Tarihin yeniden yapılması, Türkiye’nin tarih yapacak ruhuyla donanması, insanlığın yükünü omuzlarında taşıma yükümlülüğüyle yola çıkmasıyla, Türkiye’nin hakikatle kuşanarak yeniden ve daha güçlü bir şekilde hakikat medeniyeti yolculuğuna soyunabilmesiyle mümkün…
Çin, kapitalistleşiyor, uyutuluyor ve yutulacak, tıpkı Japonya gibi.
Latin Amerika tarih oldu.
Afrika yok oldu.
Asya yoruldu.
Dünyaya yeniden ruh verecek, Asya’yı da, Afrika’yı da, Latin Amerika’yı da harekete geçirecek uzun soluklu medeniyet yolculuğunu biz sunabiliriz yeniden.

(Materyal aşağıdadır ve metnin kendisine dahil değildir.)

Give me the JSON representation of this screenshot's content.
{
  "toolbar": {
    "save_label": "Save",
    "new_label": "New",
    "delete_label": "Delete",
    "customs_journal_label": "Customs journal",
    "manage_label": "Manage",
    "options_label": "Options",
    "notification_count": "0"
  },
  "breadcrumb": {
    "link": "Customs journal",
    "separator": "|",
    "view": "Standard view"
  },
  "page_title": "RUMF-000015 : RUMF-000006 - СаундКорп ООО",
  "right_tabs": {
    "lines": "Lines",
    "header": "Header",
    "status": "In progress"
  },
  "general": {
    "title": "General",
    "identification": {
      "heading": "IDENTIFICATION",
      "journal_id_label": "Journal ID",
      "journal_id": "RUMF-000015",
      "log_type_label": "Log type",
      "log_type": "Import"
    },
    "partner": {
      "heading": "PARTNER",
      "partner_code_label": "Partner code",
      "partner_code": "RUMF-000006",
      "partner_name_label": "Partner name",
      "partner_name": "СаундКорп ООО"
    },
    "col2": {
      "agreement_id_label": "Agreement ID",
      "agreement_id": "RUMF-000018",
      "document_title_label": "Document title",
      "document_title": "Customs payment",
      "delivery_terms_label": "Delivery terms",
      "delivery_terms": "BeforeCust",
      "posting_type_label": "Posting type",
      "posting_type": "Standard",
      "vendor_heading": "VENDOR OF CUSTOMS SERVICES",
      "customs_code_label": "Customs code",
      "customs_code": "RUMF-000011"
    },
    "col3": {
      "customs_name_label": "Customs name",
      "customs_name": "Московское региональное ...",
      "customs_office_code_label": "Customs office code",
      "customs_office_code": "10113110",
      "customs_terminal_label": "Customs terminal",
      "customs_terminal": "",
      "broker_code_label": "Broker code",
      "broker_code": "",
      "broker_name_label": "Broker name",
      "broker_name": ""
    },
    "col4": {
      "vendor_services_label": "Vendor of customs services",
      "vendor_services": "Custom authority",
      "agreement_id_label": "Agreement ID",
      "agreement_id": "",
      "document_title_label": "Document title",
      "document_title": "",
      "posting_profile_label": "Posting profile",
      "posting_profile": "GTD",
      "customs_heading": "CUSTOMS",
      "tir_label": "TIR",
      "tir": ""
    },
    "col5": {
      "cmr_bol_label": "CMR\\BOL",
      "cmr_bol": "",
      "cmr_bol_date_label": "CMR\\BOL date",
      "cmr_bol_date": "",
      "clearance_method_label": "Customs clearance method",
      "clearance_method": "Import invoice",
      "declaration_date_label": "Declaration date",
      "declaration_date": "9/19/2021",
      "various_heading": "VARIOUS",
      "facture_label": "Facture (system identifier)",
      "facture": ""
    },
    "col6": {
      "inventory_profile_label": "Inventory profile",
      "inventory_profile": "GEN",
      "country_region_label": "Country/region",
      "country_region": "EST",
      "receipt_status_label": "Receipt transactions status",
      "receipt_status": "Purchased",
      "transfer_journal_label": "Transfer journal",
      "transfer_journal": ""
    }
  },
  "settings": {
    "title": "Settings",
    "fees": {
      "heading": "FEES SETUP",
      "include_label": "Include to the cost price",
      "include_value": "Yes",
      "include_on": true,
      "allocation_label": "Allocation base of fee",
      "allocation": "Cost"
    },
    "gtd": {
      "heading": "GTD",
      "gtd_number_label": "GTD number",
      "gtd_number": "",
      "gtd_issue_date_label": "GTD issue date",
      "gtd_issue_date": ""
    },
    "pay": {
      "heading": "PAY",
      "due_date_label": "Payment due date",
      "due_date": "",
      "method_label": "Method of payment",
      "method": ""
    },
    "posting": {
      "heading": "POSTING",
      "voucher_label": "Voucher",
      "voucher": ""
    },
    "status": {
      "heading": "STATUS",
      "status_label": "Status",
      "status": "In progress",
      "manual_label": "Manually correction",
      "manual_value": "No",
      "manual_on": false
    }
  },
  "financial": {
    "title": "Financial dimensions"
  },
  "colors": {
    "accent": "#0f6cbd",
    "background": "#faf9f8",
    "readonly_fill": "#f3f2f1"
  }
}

Bilkuvve bu imkâna, tarihî derinliğe, hayat memat çilesine, kültürel özgüvene biz sahibiz. Ama bilkuvve yani ruhen sadece.
Ama bilfiil hazır değiliz şu ân.
Hazırlanmalıyız ama.
Şikayet etmek yerine, muazzez, leziz hikâyeler inşa ederek…
Eğitimde, kültürde, sanatta, fikir hayatında derin nefes alıp “uzun yola çıkmaya hüküm giyerek”…
YENİ ŞAFAK GAZETESİ 20 EYLÜL 2021 TARİHLİ YAZISININ İKTİBASIDIR.